Tuesday, March 02, 2010

Ashley, Once and Future Cities (2009)

Allen Ashley, Once and Future Cities. Eibonvale Press, 2009. Pp. 424. ISBN 9780955526886. £25.00.

Reviewed by The Exploding Boy

Allen Ashley is a BFS award-winning author and a stalwart of the independent press scene. Once and Future Cities is his third collection of shorts, and delves deep into the urban apocalyptic mythos to present twenty-two beguiling stories.

Sharp observations of the modern day sprawl and its careworn residents are the order of the day here. Celebrity culture, the beauty obsessed, and inner-city paranoia all go into the mix to create a shrewd overview of contemporary life. The result should make for a depressing read, but Ashley’s prose and lightness of touch guide you through the post-industrial fallout like a comforting hand, and humour is never far from the surface. Ashley merges the mundane and the fantastic with serious aplomb, presenting the reader with a veritable feast of seaside sirens, robotic dolls, and corporate/religious team-building jaunts. Don’t ask—it would ruin the surprise. All of this is set against a background of disaffected lovers, windblown litter and TV junk, which serve to lure you deeper into Ashley’s bleak, broken but bittersweet world.

Opening story Beholders gives the reader a taste of what’s in store. Beholders plugs into Britain’s penchant for grief and shows us a different and darker breed of celebrity. The evening news features the plight of a deformed infant, ‘Baby Hayley’, the doctors announcing to the concerned nation that they don’t expect Hayley to last out the week. The public respond to this by donning masks of the deformed baby in widespread support, which they wear on the tube, in the office, out in the streets. The story follows an everyday couple’s gradual descent into rebellion, a destructive pursuit of ugliness. Or perhaps it is merely a surrender, a caving in to the urban grotesqueness around them. Ugly has become the new beauty.

Ashley turns the everyday on its head, and by the end of
Beholders, you realise that between these pages, even the most mundane-looking ground can suddenly develop yawning chasms of social disaffection.D-Leb echoes this theme of anti-celebrity. The humour is dark but undeniably amusing, as celebrities begin to vanish inexplicably, and those in the limelight do all in their power to regain the status of ‘nonentity’. No one dares to risk recognition. Think of X-Factor, the current five-minute fame culture of Britain, only inverted. The result is intriguing and cleverly astute. Ashley proves himself as a shrewd commentator on modern British life as well as a fascinating and original storyteller.

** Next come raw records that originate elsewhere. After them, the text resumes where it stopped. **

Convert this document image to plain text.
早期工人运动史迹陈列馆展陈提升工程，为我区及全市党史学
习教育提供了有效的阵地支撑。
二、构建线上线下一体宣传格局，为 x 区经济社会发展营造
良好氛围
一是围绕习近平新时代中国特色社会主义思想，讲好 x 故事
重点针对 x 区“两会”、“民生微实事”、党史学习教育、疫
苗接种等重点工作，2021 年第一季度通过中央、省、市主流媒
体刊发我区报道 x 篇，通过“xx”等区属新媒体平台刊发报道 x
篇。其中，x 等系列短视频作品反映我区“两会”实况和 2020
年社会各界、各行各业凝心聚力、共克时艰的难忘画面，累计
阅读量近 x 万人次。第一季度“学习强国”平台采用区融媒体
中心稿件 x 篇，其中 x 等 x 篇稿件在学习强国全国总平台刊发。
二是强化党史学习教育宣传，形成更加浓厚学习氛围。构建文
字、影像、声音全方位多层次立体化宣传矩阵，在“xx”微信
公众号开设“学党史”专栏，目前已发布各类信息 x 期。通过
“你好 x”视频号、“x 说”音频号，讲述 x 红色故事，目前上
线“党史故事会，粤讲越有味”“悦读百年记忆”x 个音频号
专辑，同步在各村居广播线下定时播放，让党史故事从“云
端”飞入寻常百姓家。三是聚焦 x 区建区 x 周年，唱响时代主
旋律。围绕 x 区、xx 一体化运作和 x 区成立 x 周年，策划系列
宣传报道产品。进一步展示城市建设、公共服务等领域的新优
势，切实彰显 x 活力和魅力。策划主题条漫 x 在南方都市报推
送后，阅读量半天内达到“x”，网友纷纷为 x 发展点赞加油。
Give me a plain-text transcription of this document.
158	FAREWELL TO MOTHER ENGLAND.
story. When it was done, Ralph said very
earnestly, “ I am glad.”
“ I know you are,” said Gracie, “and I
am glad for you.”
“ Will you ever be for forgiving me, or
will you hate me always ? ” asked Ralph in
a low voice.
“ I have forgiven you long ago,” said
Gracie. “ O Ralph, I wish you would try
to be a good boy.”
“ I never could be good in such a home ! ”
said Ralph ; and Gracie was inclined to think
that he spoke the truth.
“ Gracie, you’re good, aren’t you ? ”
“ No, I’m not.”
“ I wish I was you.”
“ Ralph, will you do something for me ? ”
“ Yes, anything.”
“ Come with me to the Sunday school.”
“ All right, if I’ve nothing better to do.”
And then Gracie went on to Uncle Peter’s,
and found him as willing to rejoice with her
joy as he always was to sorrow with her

Overall, it’s difficult to name standout stories. All are compelling and well written. But for a taste of Ashley at his best, consider the lusty fairytale of ‘Play the Pipes of Pan
, the residential dread of ‘Flat Top, or the tribal beat of ‘Stoners, which juxtaposes man’s need to ‘get back to the garden’ with the contemporary small town club scene. The sense of loss that flows through ‘Canoe Boy lulls and soothes, tugging at the old heartstrings. Other stories verge on the abstract, such as ‘Nine Views of the Light of the World, where Ashley’s incisive eye examines science, art and religion in a way that one can only describe as ‘surrealist journalism’. ‘The Short and the Long of It and ‘Today We Were Astronauts, both great stories, are also included in this collection.

Once and Future Cities serves as a road map to Ashley’s dilapidated, jaded, exhausted world. Every story between its covers is remarkably fresh and well thought out. The dialogue feels real and the prose is crisp, leaving you in no doubt that Allen Ashley is a writer of substance. Many of these tales stay with you long after you turn the last page, and if you’re looking for an original slant on modern life—and more than a few knowing laughs along the way—there’s probably no better place for you to travel than in Once and Future Cities.